La missiva di Trump a Herzog del mese scorso ha rigettato le imputazioni a carico di Netanyahu come «un’azione giudiziaria politicizzata e immotivata», invocando un perdono totale. Gli oppositori hanno ammonito che tale intervento mina l’indipendenza del sistema giudiziario israeliano, convertendo le grazie in strumenti di lotta politica.

 

Netanyahu è il primo capo di governo in carica in Israele a subire un processo penale, accusato di frode, violazione di fiducia e ricezione di mazzette in tre distinti procedimenti, nei quali gli si contesta di aver contrattato benefici politici in cambio di doni sontuosi da parte di miliardari influenti.

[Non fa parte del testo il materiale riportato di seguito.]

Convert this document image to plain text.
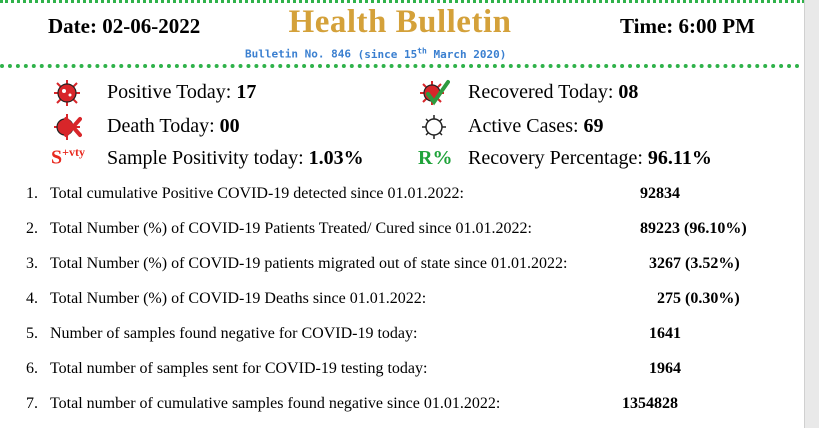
Date: 02-06-2022	Health Bulletin	Time: 6:00 PM
Bulletin No. 846 (since 15th March 2020)
Positive Today: 17	Recovered Today: 08
Death Today: 00	Active Cases: 69
$S^{+vty}$ Sample Positivity today: 1.03%	R% Recovery Percentage: 96.11%
1. Total cumulative Positive COVID-19 detected since 01.01.2022:	92834
2. Total Number (%) of COVID-19 Patients Treated/ Cured since 01.01.2022:	89223 (96.10%)
3. Total Number (%) of COVID-19 patients migrated out of state since 01.01.2022:	3267 (3.52%)
4. Total Number (%) of COVID-19 Deaths since 01.01.2022:	275 (0.30%)
5. Number of samples found negative for COVID-19 today:	1641
6. Total number of samples sent for COVID-19 testing today:	1964
7. Total number of cumulative samples found negative since 01.01.2022:	1354828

Formulati i capi d’imputazione nel 2019, si è proclamato innocente, qualificando l’inchiesta come un complotto orchestrato da stampa, forze dell’ordine e toghe per estrometterlo dalla guida del Paese. L’iter giudiziario, inaugurato nel 2020, è stato più volte procrastinato e si profila come un calvario pluriennale.

 

I detrattori sostengono che Netanyahu abbia strumentalizzato le crisi correnti in Israele per schermarsi dalle minacce penali e perpetuare il proprio dominio.

 

Nella sua supplica di clemenza, Netanyahu ha argomentato che l’indulto gli permetterebbe di concentrare «tutto il proprio tempo, le proprie competenze e la propria determinazione» nel condurre la nazione attraverso «tempi cruciali». L’entourage di Herzog ha precisato che il presidente vaglierà la domanda una volta acquisiti i pareri legali esaustivi.